Cranberry-kissed pears were a Christmas Eve tradition in my family that had to be discontinued when there were so many grandchildren that the pears wouldn’t fit in the oven! The aroma of the baking pears takes me back to Christmases of long ago… I still make them (not often enough, according to Sam) and we both declare they are every bit as good as a slice of pie – but without all the fuss, mess, and extra calories.
|Test for doneness with the tip of a knife. Pears should be barely tender.|
Cover with foil until cool enough to serve. Serve cut side up with a mini scoop of Haagen Daz (or other premium quality) vanilla ice cream in center of each pear. Drizzle juice on top.
|It’s only a tiny scoop, so make it the best ice cream you can find. Be sure to drizzle each serving with some of the warm, spiced pan juices. Mmmmm….|
Yield: 4 – 8 servings, depending on whether you serve 1 or 2 pear halves per person.

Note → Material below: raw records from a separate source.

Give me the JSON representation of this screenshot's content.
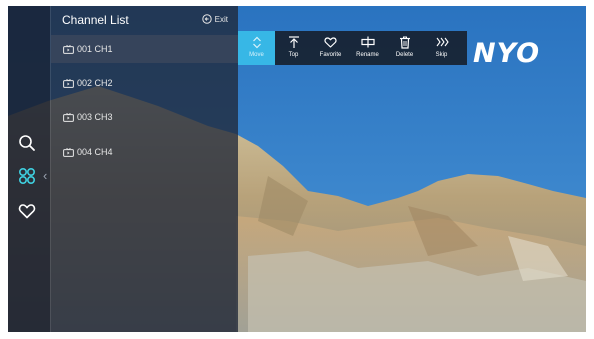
{
  "logo": {
    "text": "NYO"
  },
  "channel_panel": {
    "title": "Channel List",
    "exit_label": "Exit",
    "channels": [
      {
        "label": "001 CH1"
      },
      {
        "label": "002 CH2"
      },
      {
        "label": "003 CH3"
      },
      {
        "label": "004 CH4"
      }
    ]
  },
  "sidebar": {
    "icons": [
      "search-icon",
      "channel-list-icon",
      "favorite-icon"
    ]
  },
  "toolbar": {
    "items": [
      {
        "label": "Move",
        "icon": "move-icon"
      },
      {
        "label": "Top",
        "icon": "top-icon"
      },
      {
        "label": "Favorite",
        "icon": "heart-icon"
      },
      {
        "label": "Rename",
        "icon": "rename-icon"
      },
      {
        "label": "Delete",
        "icon": "trash-icon"
      },
      {
        "label": "Skip",
        "icon": "skip-icon"
      }
    ]
  },
  "colors": {
    "accent": "#37b7e6",
    "sky": "#2c77c4",
    "panel": "#202838"
  }
}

|Ani Rioh Heigh joins me on the set of Kitchen Wisdom to share her beautiful Lotus Apples.|
Credit for this recipe goes to a new friend of mine, Ani Rioh Heigh, who delighted the entire OSU Jackson County Master Food Preserver Class of 2013 with her 5 Minute Demo on the last day of class. The apples turn out lovely in flavor and appearance; this is comfort food at its best.
cinnamon sticks, 2-3 per apple
jumbo size muffin pan
Preheat oven to 350 degrees Fahrenheit. Line a cookie sheet with parchment paper.
Wash, dry, and core apples with coring tool.
To make lotus, place the tip of the paring knife on the inside top of core opening at the top of the apple; from the inside of the core opening score a line down the top of the apple towards the bottom of the apple about 3/4 inch long and 1/4 inch deep. Then, staring 1/2 inch away from the scored line on the top of the apple, begin a slice towards the scored line, shallow at beginning and ending at scored line to about 1/4 inch deep. It will be about the size of a nickel; this is the first lotus petal. Repeat around the top of the apple usually 5 times to complete the lotus.
|It may take a few apples, but with just a little practice you can turn out apples like this, it really isn’t hard.|
Insert 2-3 cinnamon sticks into the hollowed core. Place apple in muffin tin. Repeat with remaining apples. Set muffin pan on prepared baking sheet. Bake until you can place a toothpick into flesh inside the cored portion of the apple and it is soft. Baking time will vary from 20 minutes for just one apple to 40 minutes if several are baked at once; check every 5 to 10 minutes. Apples will release their juices when done and the cinnamon flavor will permeate the fruit.
|Use a jumbo-size muffin pan; it catches all the delicious juices. The apples on the left and right are baked. Top apple is cut into a lotus. Apple at lower-middle of photo is simply cored.|
Eat warm with cream or just plain; also good with ice cream or cold.